Son père est un modeste comédien d'origine irlandaise. Bel homme, il a su séduire la mère d'Eugène, une femme douce et pieuse de condition aisée, qui a tout abandonné pour le suivre. De santé fragile et émotive, elle ne se remettra jamais de la mort prématurée de son second fils, Edmund. Suite à un accouchement difficile, elle devient dépendante à la morphine.
Eugene O'Neill naît donc dans une chambre d'un hôtel de Broadway (New York). Mais, il grandit à New London dans le Connecticut, dans ce qui était précedemment la résidence d'été familiale. Il évolue souvent dans les coulisses des théâtres où son père se produit. Puis, à 7 ans, il est confié à une institution catholique. En internat, il se réfugie dans la lecture des classiques.
Il entreprend des études à l'université de Princeton, qui le vire. Il s'engage alors dans la marine. Il sombre peu à peu dans l'alcoolisme.

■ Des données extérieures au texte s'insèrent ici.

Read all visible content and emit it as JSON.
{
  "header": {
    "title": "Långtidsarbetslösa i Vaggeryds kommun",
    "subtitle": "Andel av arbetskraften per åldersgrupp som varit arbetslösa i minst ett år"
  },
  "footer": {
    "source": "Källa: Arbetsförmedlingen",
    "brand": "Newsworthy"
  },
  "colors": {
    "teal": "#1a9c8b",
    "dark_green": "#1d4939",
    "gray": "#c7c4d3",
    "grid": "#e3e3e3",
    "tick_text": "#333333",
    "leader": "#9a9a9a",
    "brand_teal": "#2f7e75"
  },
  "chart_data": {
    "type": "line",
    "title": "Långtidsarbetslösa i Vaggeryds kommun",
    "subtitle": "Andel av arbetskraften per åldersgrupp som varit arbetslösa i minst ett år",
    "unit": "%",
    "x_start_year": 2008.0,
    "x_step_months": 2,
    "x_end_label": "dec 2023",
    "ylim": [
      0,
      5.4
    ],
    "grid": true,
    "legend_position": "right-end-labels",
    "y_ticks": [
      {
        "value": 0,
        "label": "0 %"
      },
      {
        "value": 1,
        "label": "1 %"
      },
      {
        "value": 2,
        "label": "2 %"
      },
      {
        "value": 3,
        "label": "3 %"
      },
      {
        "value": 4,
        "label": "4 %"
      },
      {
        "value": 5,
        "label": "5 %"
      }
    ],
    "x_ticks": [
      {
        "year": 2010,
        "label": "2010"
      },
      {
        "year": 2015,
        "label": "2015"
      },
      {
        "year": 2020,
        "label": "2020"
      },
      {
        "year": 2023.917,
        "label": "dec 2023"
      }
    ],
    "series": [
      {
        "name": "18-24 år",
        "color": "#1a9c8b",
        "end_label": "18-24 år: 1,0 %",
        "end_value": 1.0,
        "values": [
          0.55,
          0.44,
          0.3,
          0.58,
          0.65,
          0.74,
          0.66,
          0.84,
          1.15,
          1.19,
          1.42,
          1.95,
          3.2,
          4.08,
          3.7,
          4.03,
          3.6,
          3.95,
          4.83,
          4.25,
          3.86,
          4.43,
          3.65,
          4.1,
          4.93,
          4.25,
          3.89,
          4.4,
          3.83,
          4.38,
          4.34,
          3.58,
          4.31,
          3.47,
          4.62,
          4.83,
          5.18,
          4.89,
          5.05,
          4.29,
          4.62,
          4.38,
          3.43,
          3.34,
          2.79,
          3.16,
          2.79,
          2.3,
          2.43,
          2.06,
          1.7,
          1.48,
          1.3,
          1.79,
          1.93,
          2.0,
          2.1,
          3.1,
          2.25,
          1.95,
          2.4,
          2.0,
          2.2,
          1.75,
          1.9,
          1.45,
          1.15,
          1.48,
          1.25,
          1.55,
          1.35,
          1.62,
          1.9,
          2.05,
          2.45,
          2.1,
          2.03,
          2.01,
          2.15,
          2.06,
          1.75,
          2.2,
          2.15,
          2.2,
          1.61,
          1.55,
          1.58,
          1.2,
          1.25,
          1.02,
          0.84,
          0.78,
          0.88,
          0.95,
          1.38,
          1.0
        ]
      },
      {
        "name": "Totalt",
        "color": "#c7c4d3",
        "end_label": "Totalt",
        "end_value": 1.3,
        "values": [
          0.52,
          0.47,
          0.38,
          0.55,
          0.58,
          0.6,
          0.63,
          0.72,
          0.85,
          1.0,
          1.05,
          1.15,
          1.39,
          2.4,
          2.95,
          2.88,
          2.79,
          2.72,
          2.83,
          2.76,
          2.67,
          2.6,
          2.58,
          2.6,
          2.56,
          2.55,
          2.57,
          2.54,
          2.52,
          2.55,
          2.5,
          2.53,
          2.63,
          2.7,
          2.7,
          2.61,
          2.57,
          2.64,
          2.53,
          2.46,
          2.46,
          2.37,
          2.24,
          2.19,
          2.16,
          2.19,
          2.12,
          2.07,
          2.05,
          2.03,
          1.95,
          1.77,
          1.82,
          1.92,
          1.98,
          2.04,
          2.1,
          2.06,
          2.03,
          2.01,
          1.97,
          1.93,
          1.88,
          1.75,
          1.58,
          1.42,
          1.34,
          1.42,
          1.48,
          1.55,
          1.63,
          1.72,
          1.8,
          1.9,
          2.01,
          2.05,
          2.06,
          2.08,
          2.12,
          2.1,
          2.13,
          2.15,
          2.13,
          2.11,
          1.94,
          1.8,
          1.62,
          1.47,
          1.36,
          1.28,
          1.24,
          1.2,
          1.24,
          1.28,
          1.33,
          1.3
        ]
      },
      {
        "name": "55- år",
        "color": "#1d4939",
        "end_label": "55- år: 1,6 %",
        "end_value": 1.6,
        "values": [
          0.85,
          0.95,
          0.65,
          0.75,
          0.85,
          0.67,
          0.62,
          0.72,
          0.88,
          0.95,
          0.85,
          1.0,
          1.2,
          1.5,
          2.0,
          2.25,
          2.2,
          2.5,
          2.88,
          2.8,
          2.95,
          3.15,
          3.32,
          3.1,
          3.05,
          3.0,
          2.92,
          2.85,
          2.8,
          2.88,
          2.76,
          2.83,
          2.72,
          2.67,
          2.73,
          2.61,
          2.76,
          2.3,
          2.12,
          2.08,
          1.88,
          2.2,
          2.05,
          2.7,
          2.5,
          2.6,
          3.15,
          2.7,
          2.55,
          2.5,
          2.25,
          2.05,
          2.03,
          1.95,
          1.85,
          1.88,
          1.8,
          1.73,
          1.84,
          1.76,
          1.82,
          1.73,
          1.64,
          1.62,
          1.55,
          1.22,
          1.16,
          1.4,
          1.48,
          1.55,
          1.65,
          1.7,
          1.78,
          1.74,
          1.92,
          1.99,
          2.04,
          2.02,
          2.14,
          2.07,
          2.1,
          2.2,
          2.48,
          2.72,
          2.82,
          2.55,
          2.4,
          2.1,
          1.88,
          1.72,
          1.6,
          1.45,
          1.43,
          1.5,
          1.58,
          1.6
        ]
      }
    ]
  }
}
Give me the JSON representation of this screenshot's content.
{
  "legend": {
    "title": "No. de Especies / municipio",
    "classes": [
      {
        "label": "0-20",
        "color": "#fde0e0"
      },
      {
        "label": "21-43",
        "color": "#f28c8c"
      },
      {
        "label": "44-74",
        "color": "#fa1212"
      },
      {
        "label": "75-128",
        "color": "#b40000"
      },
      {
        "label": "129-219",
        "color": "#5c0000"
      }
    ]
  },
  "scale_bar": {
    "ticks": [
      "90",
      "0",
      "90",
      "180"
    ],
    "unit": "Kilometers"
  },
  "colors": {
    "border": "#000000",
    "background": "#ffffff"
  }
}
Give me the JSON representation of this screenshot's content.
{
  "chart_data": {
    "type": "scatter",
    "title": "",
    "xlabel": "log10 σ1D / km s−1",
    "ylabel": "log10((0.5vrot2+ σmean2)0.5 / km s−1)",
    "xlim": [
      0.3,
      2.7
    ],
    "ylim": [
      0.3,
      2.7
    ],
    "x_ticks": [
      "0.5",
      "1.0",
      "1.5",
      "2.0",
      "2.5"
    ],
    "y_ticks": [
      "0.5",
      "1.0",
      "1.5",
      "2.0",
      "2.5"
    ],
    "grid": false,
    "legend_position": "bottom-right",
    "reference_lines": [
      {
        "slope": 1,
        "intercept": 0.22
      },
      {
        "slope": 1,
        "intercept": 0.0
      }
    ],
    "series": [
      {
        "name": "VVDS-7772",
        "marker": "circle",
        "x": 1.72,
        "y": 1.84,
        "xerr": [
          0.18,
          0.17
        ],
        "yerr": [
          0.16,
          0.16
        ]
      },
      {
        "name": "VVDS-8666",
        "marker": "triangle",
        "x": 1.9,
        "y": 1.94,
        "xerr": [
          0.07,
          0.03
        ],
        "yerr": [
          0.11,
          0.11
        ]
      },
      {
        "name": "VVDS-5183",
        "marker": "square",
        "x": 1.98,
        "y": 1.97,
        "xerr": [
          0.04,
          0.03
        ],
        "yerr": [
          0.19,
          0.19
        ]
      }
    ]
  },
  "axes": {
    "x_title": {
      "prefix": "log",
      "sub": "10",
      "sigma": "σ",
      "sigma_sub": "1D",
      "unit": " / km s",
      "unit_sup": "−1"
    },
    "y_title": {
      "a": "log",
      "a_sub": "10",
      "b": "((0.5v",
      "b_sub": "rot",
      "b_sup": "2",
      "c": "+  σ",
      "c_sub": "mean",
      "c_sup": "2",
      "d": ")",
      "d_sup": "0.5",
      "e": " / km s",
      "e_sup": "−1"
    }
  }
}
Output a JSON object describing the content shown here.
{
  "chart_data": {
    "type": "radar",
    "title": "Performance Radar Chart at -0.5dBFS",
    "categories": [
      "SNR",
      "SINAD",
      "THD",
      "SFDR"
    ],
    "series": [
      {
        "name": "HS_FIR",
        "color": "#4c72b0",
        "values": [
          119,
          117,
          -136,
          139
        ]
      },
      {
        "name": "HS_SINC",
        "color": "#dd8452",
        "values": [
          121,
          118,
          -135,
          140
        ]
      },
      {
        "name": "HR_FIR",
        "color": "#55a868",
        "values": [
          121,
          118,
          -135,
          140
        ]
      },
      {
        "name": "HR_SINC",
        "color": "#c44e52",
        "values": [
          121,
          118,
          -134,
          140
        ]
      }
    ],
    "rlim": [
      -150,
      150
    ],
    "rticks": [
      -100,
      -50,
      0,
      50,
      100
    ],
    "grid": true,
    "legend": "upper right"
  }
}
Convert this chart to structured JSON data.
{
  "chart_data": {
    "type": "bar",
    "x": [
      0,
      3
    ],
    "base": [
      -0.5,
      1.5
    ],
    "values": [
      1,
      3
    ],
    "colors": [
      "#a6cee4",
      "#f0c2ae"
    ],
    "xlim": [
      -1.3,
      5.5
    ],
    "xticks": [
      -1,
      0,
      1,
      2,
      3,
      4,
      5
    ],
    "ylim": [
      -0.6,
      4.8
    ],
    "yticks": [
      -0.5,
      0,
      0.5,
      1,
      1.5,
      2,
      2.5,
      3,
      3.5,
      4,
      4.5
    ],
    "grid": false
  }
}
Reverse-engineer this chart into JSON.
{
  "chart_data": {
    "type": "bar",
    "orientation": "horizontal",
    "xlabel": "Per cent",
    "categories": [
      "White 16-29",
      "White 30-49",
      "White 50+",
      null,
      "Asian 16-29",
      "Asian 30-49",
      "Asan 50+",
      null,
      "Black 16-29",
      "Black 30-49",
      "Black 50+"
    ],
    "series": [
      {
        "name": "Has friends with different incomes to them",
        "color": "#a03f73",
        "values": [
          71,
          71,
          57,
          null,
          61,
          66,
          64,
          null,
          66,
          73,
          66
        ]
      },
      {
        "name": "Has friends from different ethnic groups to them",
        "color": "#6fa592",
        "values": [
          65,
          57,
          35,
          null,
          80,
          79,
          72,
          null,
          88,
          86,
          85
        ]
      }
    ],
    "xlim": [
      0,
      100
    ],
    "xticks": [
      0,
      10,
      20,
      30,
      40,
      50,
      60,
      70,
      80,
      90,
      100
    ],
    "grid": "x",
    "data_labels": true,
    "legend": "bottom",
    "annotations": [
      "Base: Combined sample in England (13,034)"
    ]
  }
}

Dans les années 1910, il s'associe à une troupe de théâtre amateurs, les Provincetown Players. Il écrit aussi pour le New London Telegraph. Toutefois, c'est pour le théâtre qu'il demeure le plus prolifique, rédigeant ses huit premières pièces. Lorsqu'il est atteint de tuberculose, il décide de se consacrer entièrement au théâtre.
Dramaturge, il intègre donc dans le théâtre américain un réalisme dramatique, dans la lignée de
Tchekhov,
Henrik Ibsen, et
August Strindberg. Ses oeuvres présentent des personnages qui évoluent en marge de la société et luttent afin de conserver espoir et rêves, mais finissent par sombrer. En cela, Eugene O'Neill projette les éléments les plus obscurs de la condition humaine.
En 1936, il reçoit le
prix Nobel de littérature. Il a également été récompensé par le prix Pulitzer.